The fuel you put in your body is just as important as training sessions. Getting into a pre-game routine can ensure you're performing optimally when it counts.
Here are Top 10 Tips that will ensure your body and mind are as fit as possible:
- Hydrate well with water the day before the game as well as game day in order to saturate your muscles. Strive for clear urine. Dehydration can lead to fatigue and poor reaction time.
- Eat a Home-Cooked Meal of complex carbohydrates and protein about 3 hours before the game for optimum stomach emptying time and top energy levels. Complex carbs can include root vegetables, beans, legumes or brown rice.
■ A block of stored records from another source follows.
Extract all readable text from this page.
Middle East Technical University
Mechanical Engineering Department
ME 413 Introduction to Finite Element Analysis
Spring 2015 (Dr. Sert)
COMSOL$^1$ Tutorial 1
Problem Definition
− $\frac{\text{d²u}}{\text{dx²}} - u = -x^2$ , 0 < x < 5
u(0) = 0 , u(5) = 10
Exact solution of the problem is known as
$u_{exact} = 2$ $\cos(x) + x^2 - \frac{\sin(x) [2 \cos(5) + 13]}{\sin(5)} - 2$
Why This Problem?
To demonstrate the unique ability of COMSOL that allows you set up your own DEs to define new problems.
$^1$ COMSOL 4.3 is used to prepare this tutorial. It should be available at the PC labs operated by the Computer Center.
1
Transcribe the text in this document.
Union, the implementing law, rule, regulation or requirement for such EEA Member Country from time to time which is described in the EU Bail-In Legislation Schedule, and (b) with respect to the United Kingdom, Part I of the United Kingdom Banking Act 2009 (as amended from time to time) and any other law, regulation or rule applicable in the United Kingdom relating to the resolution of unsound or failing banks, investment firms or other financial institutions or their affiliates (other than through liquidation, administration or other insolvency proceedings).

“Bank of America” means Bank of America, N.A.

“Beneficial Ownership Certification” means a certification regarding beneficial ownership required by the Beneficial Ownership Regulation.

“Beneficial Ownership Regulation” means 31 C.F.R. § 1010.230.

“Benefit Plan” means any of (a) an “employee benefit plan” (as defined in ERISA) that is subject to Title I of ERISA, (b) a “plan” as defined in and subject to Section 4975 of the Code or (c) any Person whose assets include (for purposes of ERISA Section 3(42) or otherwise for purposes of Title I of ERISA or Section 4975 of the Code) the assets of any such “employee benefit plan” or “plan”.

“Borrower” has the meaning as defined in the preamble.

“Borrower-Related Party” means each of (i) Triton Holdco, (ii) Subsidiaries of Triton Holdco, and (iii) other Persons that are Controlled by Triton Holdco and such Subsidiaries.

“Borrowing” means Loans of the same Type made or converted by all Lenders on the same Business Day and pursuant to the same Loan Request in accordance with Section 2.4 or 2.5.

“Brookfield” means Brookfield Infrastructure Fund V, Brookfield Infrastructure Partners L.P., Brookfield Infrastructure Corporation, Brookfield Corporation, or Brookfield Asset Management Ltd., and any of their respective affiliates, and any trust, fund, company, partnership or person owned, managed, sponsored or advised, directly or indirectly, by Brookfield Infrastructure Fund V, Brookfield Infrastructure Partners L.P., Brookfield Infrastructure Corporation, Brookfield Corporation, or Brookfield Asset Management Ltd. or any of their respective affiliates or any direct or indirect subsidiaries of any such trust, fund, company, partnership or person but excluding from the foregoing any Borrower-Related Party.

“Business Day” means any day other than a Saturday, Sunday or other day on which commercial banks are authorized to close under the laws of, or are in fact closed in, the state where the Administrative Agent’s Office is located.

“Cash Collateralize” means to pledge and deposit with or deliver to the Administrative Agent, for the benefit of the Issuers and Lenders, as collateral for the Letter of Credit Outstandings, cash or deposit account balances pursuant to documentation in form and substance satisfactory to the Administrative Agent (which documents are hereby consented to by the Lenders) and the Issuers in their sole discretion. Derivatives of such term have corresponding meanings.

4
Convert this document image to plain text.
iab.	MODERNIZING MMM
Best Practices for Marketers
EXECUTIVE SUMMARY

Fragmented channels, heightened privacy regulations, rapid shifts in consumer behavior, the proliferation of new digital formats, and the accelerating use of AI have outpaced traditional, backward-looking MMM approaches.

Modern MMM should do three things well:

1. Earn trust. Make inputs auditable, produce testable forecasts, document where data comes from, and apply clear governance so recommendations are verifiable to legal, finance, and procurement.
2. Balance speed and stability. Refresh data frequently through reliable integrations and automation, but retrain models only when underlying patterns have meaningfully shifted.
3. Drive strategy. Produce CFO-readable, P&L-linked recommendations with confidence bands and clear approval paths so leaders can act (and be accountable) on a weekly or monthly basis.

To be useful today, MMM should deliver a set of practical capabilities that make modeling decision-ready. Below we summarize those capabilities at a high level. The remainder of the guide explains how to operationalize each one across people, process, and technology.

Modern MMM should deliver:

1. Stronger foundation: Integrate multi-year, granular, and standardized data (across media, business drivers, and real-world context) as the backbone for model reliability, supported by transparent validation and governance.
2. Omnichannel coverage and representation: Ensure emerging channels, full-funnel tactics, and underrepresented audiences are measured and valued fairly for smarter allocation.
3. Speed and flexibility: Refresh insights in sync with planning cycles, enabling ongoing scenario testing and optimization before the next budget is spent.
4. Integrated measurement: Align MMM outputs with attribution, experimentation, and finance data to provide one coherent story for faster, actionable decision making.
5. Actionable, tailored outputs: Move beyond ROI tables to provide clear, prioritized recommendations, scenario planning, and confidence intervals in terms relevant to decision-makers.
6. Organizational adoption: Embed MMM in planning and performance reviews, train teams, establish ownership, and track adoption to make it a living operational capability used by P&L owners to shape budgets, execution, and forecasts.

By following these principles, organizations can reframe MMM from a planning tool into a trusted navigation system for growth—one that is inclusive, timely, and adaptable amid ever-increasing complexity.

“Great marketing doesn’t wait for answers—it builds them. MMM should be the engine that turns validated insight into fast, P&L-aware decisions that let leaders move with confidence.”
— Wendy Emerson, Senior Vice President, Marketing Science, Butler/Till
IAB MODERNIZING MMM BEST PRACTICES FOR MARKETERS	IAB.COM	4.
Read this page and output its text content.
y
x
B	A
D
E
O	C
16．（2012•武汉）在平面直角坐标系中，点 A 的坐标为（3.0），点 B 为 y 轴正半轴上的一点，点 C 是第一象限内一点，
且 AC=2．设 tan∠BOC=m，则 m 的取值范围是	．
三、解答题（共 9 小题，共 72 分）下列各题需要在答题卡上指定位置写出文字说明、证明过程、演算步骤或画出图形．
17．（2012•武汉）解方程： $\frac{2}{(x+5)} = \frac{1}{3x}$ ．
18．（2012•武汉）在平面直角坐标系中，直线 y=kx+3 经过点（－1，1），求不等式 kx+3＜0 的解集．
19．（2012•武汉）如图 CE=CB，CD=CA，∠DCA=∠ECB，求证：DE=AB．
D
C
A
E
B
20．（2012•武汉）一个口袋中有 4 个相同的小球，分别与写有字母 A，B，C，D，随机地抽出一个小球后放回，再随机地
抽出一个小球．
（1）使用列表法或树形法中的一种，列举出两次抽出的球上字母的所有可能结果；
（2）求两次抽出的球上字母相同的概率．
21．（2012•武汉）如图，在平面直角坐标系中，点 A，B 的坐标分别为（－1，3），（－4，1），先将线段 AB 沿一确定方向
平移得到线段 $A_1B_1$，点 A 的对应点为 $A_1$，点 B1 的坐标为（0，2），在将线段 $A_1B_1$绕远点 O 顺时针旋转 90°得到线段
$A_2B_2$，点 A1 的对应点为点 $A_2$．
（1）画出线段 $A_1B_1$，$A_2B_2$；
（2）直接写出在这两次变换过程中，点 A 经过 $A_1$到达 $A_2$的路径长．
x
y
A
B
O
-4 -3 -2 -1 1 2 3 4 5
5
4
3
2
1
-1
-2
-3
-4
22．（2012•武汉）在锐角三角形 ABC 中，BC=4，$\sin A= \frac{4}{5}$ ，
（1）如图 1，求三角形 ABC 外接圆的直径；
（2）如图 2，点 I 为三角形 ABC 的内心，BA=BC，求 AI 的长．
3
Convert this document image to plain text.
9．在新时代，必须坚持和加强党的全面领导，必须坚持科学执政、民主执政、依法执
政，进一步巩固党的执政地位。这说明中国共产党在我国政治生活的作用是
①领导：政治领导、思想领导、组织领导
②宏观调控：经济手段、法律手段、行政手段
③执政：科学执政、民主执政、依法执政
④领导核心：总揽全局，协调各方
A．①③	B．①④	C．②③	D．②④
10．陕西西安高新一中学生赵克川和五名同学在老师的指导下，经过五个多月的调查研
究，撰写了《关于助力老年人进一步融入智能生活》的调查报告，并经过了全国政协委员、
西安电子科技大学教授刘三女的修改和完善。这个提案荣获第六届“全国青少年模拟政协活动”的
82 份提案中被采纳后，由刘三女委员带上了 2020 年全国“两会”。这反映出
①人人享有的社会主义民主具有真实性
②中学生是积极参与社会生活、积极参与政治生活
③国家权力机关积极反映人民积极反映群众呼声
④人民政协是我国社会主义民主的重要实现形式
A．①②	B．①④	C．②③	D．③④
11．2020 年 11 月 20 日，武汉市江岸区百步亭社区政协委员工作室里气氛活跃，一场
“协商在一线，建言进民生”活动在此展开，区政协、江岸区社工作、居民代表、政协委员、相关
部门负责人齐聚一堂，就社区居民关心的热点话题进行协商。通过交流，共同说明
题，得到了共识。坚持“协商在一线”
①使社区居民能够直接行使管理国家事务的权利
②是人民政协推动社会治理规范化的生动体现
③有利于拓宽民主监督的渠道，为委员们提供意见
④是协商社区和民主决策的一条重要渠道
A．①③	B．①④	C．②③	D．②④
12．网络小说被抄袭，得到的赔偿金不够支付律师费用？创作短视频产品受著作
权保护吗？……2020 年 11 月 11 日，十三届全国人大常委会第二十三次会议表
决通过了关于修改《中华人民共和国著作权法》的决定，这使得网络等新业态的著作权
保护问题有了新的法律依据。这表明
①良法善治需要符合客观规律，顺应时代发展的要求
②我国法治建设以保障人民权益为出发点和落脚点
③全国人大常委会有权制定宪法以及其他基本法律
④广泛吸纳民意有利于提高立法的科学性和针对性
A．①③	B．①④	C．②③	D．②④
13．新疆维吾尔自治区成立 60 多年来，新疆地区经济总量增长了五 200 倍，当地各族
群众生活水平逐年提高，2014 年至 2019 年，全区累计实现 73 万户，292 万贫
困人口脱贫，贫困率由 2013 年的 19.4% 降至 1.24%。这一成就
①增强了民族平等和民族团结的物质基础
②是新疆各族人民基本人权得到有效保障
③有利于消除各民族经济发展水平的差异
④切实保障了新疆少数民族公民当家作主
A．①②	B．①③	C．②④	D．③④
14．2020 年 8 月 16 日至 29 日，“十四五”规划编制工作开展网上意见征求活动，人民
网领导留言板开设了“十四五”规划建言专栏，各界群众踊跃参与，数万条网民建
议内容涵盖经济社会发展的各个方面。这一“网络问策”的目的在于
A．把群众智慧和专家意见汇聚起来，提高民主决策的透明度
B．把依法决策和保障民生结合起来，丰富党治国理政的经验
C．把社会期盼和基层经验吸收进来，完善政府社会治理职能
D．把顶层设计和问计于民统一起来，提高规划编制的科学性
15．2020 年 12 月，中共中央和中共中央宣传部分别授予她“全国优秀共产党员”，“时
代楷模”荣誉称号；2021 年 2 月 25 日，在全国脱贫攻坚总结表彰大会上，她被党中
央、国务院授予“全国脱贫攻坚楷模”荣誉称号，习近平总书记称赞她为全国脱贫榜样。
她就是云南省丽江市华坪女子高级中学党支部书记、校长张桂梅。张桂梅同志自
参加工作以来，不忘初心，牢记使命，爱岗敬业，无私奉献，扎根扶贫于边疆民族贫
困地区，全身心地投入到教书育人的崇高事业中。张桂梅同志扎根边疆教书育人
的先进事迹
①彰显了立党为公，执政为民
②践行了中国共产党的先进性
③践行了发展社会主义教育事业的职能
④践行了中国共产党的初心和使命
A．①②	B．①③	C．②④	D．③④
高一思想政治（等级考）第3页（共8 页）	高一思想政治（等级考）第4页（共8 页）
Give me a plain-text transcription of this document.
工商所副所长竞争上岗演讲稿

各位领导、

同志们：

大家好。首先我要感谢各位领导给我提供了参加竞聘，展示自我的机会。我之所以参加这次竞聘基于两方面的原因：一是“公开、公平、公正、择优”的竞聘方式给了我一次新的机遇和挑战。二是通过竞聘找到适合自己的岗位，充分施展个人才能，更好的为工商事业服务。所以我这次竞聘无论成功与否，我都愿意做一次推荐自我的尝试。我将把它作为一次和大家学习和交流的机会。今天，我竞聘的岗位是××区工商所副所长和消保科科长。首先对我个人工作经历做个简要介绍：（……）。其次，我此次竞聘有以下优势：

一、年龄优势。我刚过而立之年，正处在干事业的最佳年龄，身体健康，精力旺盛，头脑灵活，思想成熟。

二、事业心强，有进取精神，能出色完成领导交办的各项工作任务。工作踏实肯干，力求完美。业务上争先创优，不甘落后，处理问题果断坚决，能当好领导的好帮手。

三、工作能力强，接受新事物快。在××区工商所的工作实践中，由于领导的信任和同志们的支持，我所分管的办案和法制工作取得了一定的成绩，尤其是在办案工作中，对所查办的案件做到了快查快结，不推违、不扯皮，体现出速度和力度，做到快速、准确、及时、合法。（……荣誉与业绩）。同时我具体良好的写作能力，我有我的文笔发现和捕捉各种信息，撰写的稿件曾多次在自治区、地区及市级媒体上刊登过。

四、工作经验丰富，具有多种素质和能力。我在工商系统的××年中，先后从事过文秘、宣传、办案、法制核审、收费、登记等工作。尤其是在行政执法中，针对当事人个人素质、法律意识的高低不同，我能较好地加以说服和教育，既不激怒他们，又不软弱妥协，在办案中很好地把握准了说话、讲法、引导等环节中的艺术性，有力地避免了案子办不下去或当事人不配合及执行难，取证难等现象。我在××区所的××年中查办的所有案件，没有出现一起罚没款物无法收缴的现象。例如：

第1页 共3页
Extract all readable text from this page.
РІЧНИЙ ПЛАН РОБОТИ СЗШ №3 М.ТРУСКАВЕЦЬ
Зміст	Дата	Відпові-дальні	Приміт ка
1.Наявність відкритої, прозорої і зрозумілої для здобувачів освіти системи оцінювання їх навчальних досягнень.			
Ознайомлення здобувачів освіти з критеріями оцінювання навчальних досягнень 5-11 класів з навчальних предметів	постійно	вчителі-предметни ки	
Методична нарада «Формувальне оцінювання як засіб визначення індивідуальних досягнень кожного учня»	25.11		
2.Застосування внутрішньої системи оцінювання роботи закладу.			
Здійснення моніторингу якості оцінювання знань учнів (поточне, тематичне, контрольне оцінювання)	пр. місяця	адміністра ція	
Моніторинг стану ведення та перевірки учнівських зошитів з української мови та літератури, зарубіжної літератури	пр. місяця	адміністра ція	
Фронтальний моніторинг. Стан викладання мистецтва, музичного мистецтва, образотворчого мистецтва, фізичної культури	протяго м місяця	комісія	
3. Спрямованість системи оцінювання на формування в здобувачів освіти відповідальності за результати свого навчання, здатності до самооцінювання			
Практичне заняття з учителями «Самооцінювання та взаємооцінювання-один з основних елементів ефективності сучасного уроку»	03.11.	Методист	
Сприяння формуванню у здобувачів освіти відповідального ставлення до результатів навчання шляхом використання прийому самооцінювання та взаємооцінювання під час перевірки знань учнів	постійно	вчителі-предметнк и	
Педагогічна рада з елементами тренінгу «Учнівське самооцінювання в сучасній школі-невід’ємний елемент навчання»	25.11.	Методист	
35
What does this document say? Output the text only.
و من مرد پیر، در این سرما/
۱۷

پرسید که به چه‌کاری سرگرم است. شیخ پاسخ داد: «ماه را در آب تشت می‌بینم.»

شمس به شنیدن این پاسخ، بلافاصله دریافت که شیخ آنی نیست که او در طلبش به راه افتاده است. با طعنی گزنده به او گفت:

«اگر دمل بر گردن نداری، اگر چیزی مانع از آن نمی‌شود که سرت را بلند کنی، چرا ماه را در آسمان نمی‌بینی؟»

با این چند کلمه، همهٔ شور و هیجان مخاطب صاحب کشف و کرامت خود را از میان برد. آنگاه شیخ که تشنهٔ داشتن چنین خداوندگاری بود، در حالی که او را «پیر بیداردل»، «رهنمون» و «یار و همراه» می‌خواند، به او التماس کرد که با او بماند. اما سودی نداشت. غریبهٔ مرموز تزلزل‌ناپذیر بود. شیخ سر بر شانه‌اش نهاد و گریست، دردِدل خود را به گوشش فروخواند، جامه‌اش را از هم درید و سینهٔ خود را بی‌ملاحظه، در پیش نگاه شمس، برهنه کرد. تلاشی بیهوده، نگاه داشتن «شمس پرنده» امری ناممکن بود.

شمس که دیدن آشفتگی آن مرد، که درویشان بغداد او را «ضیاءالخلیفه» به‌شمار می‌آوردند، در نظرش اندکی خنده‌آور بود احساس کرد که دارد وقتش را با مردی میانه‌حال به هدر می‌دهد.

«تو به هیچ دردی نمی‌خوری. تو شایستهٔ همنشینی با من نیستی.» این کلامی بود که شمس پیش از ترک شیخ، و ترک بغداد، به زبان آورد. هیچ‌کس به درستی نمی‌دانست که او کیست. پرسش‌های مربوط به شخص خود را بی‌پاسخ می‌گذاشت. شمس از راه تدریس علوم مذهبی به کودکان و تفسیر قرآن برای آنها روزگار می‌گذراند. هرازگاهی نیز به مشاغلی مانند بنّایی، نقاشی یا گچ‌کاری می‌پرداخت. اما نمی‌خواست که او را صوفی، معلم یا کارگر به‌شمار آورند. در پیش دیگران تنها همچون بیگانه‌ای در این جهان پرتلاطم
- Proper Sleep before a game is imperative to top performance. Avoid electronics and anything with a blue light at least 1 hour before bed to achieve the most restorative sleep.
- Avoid Artificial Stimulants such as energy drinks which will inevitably cause an energy crash. This can be devastating, especially in the second half of a game. For sustained energy rely on protein and monounsaturated fats such as almonds.
- Pre-game Clarity can be achieved by arriving prepared and calm. Avoid mental exertion before the game such as playing video games. Getting into a routine can put you in control and reduce pre-game jitters. Soccer is a very mentally draining sport, so don't waste mental energy on worrying.